I don’t think I have ever heard more chilling words. Thick and I were friends now, but in the past, we had had our differences. For the most part, the simple man had a generous heart. But crossed, he had proved he was capable of making me so clumsy that I constantly barked my shins or bumped my head in doorways. His magical strength was far beyond my own. Should he ever decide that I should forget something, would I even know he had done it? I lifted my eyes and met Chade’s gaze. I saw the same thought in his eyes.
“Didn’t say I would do it,” Thick reminded us. “Just said I could do it.”
“I think taking someone’s memories is wrong and bad,” I said. “Like taking someone’s coins or their sweets.”
Thick’s tongue had curled over his upper lip. It was his thinking expression. “Yah,” he replied gravely. “Probably bad.”

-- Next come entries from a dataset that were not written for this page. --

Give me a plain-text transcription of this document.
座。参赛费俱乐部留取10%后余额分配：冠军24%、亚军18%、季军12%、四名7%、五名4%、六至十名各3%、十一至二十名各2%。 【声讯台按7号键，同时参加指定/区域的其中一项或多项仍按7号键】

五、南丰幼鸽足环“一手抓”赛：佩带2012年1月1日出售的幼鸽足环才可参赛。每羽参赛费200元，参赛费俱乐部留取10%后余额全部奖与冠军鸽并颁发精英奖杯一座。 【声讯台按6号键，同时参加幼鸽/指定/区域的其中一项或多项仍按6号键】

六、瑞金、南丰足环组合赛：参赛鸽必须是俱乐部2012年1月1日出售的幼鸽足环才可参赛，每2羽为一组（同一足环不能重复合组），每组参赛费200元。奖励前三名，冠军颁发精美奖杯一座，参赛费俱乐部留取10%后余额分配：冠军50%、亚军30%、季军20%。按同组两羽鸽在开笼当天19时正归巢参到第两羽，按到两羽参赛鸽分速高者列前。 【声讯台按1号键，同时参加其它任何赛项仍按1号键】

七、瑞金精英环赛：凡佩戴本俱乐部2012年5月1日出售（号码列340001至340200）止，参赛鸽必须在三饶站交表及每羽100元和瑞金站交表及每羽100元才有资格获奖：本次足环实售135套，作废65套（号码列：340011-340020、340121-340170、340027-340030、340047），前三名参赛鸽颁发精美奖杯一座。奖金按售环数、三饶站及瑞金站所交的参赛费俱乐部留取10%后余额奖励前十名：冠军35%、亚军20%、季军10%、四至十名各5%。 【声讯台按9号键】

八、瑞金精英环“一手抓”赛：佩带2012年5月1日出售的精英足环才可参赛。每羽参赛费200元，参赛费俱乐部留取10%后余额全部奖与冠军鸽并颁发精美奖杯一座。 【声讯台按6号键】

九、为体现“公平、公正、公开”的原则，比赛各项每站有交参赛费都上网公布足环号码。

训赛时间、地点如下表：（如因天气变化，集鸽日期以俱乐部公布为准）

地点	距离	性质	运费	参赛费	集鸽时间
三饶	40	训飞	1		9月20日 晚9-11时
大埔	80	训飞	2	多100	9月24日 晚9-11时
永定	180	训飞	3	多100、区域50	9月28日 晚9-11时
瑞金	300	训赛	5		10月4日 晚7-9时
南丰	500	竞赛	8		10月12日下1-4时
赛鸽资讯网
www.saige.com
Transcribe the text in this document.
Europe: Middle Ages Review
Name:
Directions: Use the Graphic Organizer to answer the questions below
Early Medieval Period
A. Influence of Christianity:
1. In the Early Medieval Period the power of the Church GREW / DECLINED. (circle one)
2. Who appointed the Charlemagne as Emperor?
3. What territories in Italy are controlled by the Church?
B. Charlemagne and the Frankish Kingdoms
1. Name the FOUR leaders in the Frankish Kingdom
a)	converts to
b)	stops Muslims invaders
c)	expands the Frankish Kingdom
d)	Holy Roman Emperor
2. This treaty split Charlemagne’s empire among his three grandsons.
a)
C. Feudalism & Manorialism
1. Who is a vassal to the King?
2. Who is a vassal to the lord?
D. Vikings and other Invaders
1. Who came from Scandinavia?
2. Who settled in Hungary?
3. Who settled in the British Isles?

Chade had picked up my teapot and was weighing it thoughtfully in his hand. “Thick. Could you make a song that let people remember? Not one that forced people to remember, but one that told them they could remember if they wanted to.”

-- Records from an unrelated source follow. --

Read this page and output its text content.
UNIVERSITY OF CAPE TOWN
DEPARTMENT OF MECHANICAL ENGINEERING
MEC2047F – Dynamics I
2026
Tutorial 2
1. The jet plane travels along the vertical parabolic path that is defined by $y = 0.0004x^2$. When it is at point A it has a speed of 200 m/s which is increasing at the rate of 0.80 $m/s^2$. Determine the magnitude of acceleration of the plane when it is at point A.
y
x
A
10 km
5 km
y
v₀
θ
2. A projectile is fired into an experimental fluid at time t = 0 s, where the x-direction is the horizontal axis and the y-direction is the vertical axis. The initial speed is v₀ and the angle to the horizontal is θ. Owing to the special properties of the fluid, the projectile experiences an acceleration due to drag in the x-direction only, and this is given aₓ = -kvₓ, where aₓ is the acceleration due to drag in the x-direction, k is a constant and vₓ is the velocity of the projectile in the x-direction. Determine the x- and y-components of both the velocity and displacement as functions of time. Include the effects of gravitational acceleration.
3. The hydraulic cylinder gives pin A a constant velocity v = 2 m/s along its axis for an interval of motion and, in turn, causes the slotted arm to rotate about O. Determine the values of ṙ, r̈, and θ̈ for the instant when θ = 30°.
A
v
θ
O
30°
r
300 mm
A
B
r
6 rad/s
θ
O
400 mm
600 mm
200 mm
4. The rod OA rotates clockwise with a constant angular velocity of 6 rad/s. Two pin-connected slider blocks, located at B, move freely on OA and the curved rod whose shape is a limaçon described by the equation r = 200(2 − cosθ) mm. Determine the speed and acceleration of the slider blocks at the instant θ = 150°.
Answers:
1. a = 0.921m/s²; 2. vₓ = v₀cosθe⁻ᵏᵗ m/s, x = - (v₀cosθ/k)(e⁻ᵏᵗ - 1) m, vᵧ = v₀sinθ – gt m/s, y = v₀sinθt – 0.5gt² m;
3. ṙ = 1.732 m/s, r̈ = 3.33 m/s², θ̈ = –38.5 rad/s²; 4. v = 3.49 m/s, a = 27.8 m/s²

“Don’t do it yet!” I intervened. “Think about it, and tell us if you think it can be done. But maybe we shouldn’t do that, either.”
“Do you think we have enough elfbark to make tea for all of Withywoods? Even if a courier brings my supply also? Fitz, with every minute, every hour, Bee and Shun may be in greater danger. At the very least, they are moving away from us. At worst, well, I refuse to consider the worst. But we need to know what happened after Lant was knocked unconscious. We both know that their tracks are totally obscured by now, with all the snow and wind we’ve had. And if the raiders can make Withywoods folk forget what happened here, can they make folk forget they’ve seen them passing? As we’ve had no news of strangers in this part of Buck, I consider that likely. So our only hope is to find out who they were and what their plans were. They came a long way and apparently made very elaborate plans to get something. What?”
“Who,” Lant corrected him. “They wanted a pale boy.”
“The Unexpected Son,” I said quietly. “From the White Prophecies. Chade, the Fool told me that was why he was tortured. The Servants are looking for the next White Prophet, and they thought the Fool would know where to find him.”